32        It was submitted on behalf of the defendant that an appropriate hourly rate for the purpose of assessing the earnings which the plaintiff is capable of achieving in suitable employment at the present time was a figure between $16 and $18 per hour.[31] The plaintiff submitted the figure of $14.75 as being the appropriate award rate.[32]

[31]           DCB 134

[32]           PCB 65

33        I am not satisfied that the plaintiff retains the capacity to work as a product assembler having regard to a description of the tasks involved in that work which include lifting up to 16 kilograms.

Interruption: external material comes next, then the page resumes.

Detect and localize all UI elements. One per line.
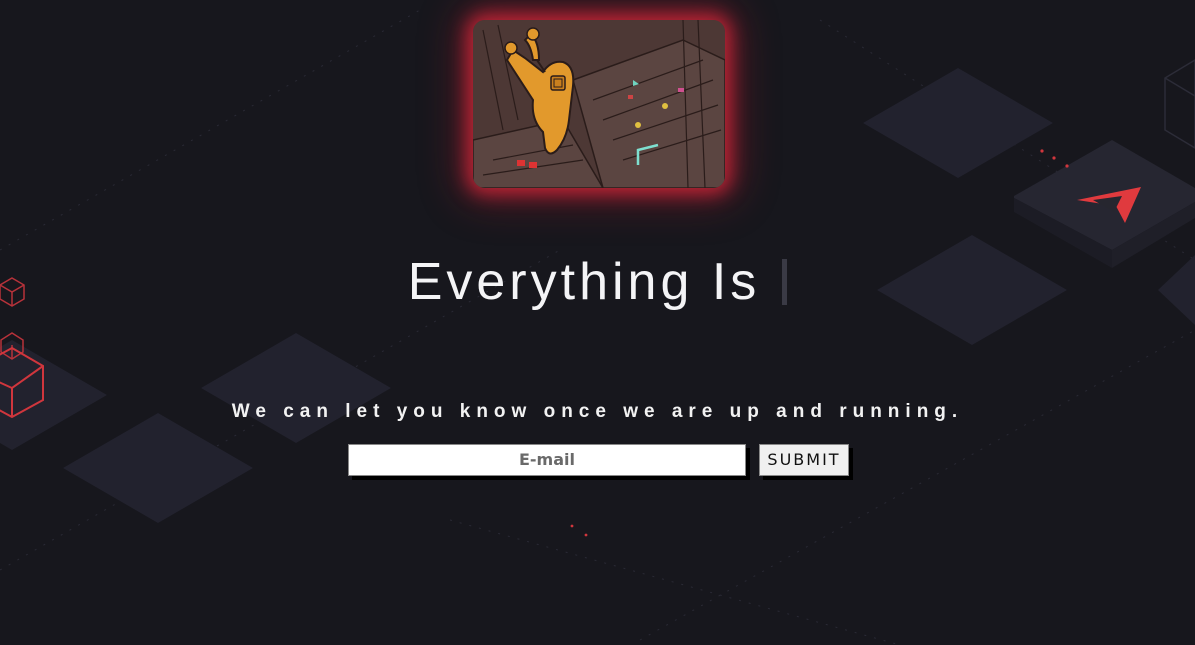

In the circumstances I am of the opinion that it is appropriate to employ a figure of $15.40 per hour.[33]

[33]           This being the mid point between the wage available to a process worker of $16 per hour as identified by the defendant, at DCB 134, and that available to a person employed in light process work, being $14.75 per hour, as identified in PCB 65.

34        I have found that the plaintiff’s retained capacity for work involves the capacity to perform light work for no more than 20 hours per week. In such employment, at a pay rate of $15.40 per hour, the plaintiff would earn $308.00 gross per week or $16,016 gross per annum.

35        Whilst it was submitted on behalf of the defendant that I should not be satisfied that the plaintiff had not taken reasonable steps to return to the workforce having regard to the evidence that he retained a capacity for restricted light duties, I do not accept this submission. The plaintiff presents with significant symptoms of back pain which interfere with his sleep and have, in recent times, required the prescription of narcotic medication. Whilst it was the position of both Dr Ling (at the time at which he gave evidence) and Dr Sillcock, that the plaintiff possessed a physical capacity for light work, I am not satisfied that the plaintiff’s capacity for light work has been continuous or has persisted for such a period that it is unreasonable that he has not sought to return to any form of employment.

36        Having regard to the findings I have made and to the calculations to which I have referred, I am satisfied that the plaintiff has suffered an impairment of body function, the effect of which is to occasion a permanent loss of income of greater than 40 per cent of his gross income had his injury not occurred. This finding requires me to grant the plaintiff leave to commence proceedings to recover damages for both pain and suffering and loss of earnings in accordance with the decision of the Court of Appeal in Advanced Wire & Cable Pty Ltd & Anor. v Abdulle.[34]

[34] [2009] VSCA 170 (28 July 2009)

37        I will hear submissions from Counsel as to the precise form of the orders which are sought and as to costs.